# kedilerle aynı sayıda köpekler var



## Arabus

Hello,

Is _-le_ in this sentence necessary?

_kedilerle aynı sayıda köpekler var_

Can we say:

_"kediler aynı sayıda köpekler var"_

Also, is _-da_ in _sayıda _necessary?

Thanks,


----------



## stardom

hi,

 "le, originally, ile " means in english "with" you can say: "kediler ve köpekler aynı sayıda" 
it will be better


----------



## Black4blue

Arabus said:


> Hello,
> 
> Is _-le_ in this sentence necessary?
> 
> _kedilerle aynı sayıda köpekler var_
> 
> Can we say:
> 
> _"kediler aynı sayıda köpekler var"_
> 
> Also, is _-da_ in _sayıda _necessary?
> 
> Thanks,


 
I can't explain why, but both of them are necessary.


----------



## Eline0909

_aynı= same_
_sayı= number_
_aynı sayı= same number_
_aynı sayıda= as many as (actually "the same number as")_


----------



## Arabus

Eline0909 said:


> _aynı= same_
> _sayı= number_
> _aynı sayı= same number_
> _aynı sayıda= as many as (actually "the same number as")_



Thank you, this is very helpful. Does that mean that  _-le_ is not part of the formula?


----------



## Black4blue

Yeah, the word *aynı(same)* is used with the word *ile(with).* Like in English, the word *same* is used with the word *as.*
Example:
*Benim evim seninkiyle aynı.*
*My house is the same as yours.*


----------



## Arabus

Thanks....


----------



## Eline0909

kedilerle aynı sayıda köpekler var= kedilerle köpeklerin sayısı aynı= kedi ve köpeklerin sayısı aynı= ne kadar kedi varsa o kadar da köpek var

...so the above sentences have exactly the same meaning.
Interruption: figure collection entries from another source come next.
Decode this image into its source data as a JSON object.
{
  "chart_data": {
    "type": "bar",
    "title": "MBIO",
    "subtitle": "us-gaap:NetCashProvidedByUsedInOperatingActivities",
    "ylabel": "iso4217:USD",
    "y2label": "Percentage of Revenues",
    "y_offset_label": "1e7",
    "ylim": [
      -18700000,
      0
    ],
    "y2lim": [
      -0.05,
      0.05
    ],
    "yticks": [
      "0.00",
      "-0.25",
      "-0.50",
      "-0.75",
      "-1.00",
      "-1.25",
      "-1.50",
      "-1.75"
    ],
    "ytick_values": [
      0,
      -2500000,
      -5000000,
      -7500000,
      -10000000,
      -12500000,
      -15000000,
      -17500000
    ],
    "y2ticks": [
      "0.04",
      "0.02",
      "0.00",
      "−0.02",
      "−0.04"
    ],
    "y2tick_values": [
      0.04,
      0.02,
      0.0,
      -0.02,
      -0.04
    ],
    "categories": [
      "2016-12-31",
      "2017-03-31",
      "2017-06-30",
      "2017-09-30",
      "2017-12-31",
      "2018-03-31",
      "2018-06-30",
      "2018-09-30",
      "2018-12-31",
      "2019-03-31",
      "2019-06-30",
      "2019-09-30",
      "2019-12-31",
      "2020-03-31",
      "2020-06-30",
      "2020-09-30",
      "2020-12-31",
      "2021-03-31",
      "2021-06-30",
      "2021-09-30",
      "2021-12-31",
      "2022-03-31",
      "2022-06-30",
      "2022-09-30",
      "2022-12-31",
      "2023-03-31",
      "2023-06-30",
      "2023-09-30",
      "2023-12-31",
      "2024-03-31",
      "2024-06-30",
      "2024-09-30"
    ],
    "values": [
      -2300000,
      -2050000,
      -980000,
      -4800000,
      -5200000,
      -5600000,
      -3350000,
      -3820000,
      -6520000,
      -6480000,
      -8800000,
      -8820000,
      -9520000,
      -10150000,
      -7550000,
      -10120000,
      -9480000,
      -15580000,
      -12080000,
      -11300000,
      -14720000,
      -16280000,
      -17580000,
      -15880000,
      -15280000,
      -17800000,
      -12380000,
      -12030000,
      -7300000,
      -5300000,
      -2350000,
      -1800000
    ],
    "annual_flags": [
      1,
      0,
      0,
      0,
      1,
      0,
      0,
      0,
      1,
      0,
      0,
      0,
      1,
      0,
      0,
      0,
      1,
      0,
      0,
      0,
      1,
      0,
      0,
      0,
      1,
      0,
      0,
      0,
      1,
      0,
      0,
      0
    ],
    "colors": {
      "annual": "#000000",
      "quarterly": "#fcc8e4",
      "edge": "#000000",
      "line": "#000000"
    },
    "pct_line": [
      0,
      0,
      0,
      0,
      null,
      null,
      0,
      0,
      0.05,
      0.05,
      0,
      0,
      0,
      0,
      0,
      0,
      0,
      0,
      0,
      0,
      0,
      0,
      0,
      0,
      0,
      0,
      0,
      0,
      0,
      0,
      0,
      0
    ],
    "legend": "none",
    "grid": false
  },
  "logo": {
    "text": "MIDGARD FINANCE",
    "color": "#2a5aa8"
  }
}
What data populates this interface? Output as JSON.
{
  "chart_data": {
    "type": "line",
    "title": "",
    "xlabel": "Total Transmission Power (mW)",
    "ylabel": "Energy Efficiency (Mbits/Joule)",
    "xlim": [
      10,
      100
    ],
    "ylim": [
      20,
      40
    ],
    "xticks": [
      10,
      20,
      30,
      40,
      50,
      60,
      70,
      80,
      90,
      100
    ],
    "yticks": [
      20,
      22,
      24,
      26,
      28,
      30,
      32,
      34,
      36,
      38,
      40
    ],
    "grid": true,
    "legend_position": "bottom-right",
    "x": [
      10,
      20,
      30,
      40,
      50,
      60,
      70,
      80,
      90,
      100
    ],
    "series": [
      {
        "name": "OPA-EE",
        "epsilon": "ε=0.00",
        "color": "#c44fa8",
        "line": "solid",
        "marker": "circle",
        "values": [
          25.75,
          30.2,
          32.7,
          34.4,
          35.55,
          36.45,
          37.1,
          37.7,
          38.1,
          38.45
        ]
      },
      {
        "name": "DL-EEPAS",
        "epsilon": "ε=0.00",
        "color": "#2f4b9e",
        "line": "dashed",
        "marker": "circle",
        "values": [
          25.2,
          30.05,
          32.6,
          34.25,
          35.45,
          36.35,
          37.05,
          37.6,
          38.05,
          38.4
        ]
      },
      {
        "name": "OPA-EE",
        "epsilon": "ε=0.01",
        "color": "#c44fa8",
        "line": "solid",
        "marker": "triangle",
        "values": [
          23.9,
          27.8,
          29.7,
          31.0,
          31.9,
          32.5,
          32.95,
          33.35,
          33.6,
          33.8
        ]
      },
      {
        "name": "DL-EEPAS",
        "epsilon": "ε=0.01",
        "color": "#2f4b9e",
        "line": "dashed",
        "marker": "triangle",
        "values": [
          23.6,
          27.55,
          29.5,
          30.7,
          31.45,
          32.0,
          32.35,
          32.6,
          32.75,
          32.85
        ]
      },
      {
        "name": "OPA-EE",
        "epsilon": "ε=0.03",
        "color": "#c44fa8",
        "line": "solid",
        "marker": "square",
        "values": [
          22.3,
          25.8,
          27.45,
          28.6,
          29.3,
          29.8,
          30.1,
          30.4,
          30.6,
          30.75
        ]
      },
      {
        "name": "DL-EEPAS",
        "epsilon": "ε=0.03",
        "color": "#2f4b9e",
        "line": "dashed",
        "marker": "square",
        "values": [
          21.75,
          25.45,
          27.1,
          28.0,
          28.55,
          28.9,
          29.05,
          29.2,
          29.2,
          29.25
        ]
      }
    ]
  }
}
"kedilerle aynı sayıda köpekler var" ...so the exact translation to turkish would be:

cat-s-with (=kedi-ler-le), same number as (=aynı sayıda), dog-s (=köpek-ler), _there are (=var)_

You can actually explain the -le=ile (=with) in this sentence implicitly *compared with* even if the word compared is not there


----------